Challenge Stored Associations to Commitment and Practice Vulnerability 

The dismissive avoidant tends to feel threatened and trapped by commitment, and has deeply stored these beliefs. Therefore, they need to challenge these perceptions - question whether or not a commitment actually brings more positive benefits than negative, and slowly come to a position where negative associations can be reprogrammed. Often, the negative associations with commitment are from the past, and are not accurate representations of the present.


Notice How Good It Feels to Give 

Since the dismissive avoidant could not rely on people as a child, they often have a subconscious desire to reserve their resources. Therefore, the next time you are generous with your partner, just notice how good it feels to give. It brings emotional connection, and again, challenges historical associations that may not be accurate presently.

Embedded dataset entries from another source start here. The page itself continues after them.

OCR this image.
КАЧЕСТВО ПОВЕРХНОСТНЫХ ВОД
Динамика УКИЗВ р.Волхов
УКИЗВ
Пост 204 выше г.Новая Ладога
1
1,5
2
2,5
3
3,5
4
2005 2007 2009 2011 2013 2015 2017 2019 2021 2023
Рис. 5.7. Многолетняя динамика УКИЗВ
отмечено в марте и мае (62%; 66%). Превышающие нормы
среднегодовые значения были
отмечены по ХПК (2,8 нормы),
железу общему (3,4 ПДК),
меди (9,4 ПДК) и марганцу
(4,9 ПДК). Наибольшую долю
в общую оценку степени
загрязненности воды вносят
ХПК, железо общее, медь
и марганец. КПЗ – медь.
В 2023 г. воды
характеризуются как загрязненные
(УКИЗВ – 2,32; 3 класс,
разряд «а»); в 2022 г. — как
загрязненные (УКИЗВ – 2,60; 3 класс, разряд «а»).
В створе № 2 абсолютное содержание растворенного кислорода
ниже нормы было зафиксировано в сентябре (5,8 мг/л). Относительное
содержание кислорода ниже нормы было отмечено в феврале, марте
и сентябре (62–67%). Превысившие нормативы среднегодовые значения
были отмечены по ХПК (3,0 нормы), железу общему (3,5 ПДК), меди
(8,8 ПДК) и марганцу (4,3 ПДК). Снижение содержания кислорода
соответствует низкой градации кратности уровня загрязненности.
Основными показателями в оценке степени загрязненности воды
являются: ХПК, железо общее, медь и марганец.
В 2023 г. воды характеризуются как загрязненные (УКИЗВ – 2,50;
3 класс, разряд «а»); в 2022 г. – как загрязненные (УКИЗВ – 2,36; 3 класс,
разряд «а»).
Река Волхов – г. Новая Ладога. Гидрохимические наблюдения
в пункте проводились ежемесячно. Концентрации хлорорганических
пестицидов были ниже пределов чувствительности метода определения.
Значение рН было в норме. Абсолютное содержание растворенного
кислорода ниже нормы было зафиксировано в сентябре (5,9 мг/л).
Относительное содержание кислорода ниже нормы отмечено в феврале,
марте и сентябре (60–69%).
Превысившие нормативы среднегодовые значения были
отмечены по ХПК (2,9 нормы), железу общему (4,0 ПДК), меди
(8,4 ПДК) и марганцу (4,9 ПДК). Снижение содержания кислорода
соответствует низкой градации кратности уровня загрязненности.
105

Be Conscious of Your Partner's Emotional Needs 

In a situation where the dismissive avoidant is actively attempting to be vulnerable with their partner, ensure that space is held for that moment - since it is a deep wound for them, it is essential to be gentle with them and avoid hurting them by further neglecting that need.

Conversely, the dismissive avoidant must intentionally try to extend themselves emotionally for their anxious attachment partner to help build the relationship further. 

If both partners work slowly individually on their core wounds, and actively care for their partner’s needs, the healthier and happier the relationship will be.